En lançant 100 fois une pièce, la probabilité que la pièce soit truquée augmente d'autant plus que le résultat est éloigné du centre de la courbe. Un résultat de 50 fois pile et 50 fois face tomberait exactement au centre, c'est à dire sur la moyenne de répartition. Pour un résultat 55/45, la probabilité que la pièce soit truquée est de 68% - un effet de un sigma, statistiquement parlant. Cette probabilité augmente à 99,5% pour deux sigma, 99,75% pour trois sigma et ainsi de suite.



Dans le cas de la physique des particules, le sigma a la même signification. L'effet de 3,2 sigma observé par ALEPH indique que la probabilité qu'il soit dû à une fluctuation statistique est d'environ 0,2%. Pour le profane, cela semble être une forte preuve, mais pas pour le physicien. Cela signifie que si l'on répétait l'expérience un millier de fois et s'il n'y avait pas de boson vers 115 GeV, seules deux répétitions donneraient un résultat de 3,2 sigma. Cela ne devrait pas arriver très souvent mais cela pourrait arriver. Si vous avez un millier de pièces 'identiques' et un peu de temps à perdre, essayez donc vous-même !
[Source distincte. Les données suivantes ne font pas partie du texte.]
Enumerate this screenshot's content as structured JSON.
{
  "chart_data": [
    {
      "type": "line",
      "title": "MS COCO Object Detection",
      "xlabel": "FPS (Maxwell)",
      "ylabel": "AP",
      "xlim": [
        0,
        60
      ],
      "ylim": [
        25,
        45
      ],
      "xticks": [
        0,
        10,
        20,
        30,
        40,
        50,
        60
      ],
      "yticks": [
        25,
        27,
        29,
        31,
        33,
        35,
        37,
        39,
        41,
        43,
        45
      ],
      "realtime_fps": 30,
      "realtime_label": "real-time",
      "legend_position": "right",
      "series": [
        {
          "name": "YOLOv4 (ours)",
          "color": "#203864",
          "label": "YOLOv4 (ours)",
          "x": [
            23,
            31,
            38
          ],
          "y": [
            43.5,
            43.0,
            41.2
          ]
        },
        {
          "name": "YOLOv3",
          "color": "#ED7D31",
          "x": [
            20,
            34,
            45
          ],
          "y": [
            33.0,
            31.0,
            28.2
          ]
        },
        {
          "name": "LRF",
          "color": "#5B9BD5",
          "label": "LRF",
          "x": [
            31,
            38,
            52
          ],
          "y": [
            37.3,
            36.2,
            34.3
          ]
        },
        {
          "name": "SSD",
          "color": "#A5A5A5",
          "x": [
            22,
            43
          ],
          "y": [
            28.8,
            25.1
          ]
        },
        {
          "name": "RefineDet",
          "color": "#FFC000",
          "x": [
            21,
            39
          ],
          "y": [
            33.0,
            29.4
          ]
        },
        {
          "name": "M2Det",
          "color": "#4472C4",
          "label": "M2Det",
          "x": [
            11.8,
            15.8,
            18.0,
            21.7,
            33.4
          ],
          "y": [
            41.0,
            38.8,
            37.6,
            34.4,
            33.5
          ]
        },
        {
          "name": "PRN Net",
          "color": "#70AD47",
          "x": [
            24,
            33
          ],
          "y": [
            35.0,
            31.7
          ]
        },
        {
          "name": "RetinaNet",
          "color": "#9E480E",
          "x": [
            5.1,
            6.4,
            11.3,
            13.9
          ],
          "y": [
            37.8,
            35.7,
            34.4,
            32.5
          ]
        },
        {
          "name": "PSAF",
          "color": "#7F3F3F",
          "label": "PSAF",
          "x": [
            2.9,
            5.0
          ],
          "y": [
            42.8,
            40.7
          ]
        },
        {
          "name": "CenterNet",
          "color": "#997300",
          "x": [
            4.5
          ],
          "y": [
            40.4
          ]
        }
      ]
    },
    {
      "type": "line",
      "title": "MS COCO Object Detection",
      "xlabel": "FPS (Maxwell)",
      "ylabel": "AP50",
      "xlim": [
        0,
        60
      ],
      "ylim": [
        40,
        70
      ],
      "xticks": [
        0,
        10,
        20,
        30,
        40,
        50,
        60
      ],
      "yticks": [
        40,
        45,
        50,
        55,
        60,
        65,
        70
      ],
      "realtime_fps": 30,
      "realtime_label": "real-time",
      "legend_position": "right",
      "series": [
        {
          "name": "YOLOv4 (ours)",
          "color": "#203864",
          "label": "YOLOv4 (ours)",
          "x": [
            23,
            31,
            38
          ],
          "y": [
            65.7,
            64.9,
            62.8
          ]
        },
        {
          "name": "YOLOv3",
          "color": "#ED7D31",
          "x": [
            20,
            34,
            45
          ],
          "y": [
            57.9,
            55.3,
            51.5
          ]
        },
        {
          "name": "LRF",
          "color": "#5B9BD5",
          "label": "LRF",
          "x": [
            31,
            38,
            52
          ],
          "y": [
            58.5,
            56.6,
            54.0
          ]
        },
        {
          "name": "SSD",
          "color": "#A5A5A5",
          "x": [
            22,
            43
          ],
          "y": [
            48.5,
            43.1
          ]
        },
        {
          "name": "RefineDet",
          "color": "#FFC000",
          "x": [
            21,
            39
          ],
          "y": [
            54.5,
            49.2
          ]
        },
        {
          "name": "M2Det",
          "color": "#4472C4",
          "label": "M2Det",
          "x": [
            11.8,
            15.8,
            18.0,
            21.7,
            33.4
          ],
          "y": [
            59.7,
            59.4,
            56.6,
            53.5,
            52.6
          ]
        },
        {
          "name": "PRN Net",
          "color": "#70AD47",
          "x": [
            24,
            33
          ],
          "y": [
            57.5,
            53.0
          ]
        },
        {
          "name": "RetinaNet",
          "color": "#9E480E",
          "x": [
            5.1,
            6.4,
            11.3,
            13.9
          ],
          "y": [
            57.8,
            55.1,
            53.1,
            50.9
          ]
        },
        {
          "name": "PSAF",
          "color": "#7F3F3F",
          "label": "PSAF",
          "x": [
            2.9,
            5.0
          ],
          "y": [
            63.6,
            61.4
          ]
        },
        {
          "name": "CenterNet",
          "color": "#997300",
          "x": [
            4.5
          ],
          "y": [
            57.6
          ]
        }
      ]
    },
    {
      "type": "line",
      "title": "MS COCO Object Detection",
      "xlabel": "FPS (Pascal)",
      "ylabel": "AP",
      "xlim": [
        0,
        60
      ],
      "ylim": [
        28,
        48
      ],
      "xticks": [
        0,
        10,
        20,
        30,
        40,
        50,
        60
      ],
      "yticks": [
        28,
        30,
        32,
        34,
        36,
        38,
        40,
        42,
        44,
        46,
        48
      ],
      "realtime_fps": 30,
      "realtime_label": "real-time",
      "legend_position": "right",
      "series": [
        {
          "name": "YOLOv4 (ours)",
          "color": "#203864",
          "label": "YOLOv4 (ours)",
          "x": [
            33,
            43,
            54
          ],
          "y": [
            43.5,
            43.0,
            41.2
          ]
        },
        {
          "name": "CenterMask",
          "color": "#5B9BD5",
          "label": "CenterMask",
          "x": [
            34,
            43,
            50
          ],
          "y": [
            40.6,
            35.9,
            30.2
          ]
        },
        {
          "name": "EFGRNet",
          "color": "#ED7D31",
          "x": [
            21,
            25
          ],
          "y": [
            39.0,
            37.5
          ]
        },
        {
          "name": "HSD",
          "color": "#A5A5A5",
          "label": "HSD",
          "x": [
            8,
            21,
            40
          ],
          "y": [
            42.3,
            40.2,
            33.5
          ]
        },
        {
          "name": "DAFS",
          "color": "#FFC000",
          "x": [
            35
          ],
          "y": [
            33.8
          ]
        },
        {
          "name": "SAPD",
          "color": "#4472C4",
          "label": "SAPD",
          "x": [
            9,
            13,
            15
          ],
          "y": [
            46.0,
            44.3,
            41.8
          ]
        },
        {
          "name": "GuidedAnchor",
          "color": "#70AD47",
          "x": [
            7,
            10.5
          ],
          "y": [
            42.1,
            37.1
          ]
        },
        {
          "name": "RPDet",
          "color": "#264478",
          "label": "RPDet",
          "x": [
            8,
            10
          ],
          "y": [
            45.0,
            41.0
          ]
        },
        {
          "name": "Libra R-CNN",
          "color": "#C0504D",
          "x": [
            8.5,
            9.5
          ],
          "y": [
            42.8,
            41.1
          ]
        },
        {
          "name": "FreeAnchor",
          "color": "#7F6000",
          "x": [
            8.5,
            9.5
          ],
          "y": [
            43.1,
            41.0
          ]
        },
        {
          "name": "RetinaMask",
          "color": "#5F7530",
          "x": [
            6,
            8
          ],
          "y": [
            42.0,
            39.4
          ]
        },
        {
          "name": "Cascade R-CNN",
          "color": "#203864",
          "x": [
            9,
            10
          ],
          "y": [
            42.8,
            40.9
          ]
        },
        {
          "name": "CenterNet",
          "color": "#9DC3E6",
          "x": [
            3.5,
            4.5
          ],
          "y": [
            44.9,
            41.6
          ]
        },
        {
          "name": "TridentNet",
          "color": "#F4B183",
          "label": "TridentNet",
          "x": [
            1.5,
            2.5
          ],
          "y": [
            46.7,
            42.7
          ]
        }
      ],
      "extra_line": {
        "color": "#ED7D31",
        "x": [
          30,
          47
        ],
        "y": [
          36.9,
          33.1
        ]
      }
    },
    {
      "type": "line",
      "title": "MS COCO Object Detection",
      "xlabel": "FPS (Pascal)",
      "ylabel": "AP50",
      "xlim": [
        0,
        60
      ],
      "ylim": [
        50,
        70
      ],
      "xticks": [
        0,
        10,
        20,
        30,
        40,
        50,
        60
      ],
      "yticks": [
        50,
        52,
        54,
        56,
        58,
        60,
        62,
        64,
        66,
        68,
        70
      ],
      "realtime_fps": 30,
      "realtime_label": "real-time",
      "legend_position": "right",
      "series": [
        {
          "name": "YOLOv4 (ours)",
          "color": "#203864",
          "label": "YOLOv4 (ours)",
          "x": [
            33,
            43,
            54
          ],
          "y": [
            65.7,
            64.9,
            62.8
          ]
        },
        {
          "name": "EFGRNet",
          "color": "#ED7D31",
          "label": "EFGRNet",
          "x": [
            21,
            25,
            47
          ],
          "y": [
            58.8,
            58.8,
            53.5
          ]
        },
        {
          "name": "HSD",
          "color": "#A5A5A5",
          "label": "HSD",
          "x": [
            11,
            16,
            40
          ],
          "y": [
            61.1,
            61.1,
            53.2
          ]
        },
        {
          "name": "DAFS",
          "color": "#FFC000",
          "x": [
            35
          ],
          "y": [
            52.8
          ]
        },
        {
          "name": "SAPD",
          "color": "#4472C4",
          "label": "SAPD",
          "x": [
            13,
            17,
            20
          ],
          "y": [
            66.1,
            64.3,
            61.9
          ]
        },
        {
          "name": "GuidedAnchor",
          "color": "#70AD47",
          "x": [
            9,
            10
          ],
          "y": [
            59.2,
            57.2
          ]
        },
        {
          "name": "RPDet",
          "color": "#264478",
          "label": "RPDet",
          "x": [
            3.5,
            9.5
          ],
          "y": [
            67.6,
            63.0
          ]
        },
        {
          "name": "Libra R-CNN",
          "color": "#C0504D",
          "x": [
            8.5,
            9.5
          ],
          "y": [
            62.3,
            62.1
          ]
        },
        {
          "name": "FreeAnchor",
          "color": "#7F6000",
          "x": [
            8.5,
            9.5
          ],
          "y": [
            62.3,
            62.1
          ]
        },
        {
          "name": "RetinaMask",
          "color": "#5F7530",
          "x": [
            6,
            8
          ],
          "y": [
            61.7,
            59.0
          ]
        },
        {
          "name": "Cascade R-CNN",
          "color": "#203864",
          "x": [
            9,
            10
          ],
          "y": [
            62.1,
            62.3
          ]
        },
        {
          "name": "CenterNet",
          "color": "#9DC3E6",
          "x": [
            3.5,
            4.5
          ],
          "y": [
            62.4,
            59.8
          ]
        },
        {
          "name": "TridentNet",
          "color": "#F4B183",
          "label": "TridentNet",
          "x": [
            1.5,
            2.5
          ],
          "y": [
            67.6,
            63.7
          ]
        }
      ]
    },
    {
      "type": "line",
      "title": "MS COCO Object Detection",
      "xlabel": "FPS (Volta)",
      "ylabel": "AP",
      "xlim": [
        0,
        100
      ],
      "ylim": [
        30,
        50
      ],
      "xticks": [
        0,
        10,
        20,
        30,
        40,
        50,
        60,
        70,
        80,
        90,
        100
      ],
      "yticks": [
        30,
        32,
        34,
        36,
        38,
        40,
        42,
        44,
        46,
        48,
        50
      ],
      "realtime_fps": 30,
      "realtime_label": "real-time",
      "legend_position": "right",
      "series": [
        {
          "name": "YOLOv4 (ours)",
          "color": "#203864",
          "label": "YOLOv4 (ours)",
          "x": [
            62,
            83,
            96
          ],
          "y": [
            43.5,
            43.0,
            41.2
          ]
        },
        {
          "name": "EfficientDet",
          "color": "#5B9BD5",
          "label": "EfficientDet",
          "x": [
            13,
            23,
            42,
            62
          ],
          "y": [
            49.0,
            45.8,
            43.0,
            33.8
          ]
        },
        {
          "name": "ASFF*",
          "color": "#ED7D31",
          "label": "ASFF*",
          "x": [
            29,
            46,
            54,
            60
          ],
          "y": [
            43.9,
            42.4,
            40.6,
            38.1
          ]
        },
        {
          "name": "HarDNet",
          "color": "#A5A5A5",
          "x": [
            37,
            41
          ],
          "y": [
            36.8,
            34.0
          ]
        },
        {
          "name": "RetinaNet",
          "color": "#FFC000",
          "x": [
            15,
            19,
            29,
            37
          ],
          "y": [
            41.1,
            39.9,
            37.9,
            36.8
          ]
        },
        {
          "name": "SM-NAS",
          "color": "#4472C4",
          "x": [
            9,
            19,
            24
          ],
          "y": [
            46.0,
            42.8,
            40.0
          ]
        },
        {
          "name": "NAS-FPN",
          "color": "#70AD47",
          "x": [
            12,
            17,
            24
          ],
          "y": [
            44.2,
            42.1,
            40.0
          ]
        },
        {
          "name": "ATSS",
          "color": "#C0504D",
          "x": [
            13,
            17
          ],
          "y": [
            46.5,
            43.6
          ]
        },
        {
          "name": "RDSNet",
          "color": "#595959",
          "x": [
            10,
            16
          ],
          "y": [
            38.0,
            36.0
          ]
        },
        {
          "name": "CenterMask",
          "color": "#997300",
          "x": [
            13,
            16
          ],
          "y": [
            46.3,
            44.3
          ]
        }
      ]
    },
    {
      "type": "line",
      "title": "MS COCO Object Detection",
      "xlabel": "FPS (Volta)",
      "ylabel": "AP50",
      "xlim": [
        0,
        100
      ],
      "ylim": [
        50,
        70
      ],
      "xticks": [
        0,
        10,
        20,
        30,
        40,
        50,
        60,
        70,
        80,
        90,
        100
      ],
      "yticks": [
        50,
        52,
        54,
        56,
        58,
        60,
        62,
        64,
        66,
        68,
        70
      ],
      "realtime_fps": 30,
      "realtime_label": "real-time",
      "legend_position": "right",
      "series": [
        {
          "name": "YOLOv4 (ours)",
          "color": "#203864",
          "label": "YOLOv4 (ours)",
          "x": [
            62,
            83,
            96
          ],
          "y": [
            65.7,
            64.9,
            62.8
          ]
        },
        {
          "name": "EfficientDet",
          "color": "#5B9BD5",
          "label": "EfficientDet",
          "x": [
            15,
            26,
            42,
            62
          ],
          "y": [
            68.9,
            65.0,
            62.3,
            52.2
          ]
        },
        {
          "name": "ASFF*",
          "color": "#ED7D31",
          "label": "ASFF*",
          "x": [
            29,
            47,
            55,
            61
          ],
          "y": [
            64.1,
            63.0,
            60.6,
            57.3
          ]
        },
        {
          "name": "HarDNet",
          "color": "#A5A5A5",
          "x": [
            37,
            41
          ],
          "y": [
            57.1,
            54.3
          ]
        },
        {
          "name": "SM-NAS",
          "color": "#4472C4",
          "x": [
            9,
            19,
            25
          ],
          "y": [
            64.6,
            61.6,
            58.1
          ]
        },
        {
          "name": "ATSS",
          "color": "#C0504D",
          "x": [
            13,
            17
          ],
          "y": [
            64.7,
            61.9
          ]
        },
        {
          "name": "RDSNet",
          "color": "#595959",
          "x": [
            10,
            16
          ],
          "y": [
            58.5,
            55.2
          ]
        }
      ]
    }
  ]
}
Les physiciens disposent de règles précises pour interpréter les déviations standards. Un sigma de trois ou plus est une forte présomption de l'existence d'un nouveau phénomène, mais on ne peut parler de découverte qu'à partir d'un effet de cinq sigma. Les seuls résultats d'ALEPH semblent apporter une bonne indication de l'existence du boson de Higgs, mais en considérant l'ensemble des expériences LEP, le sigma est bien moindre. C'est intéressant, mais ce n'est hélas pas une indication suffisante de l'existence du boson de Higgs.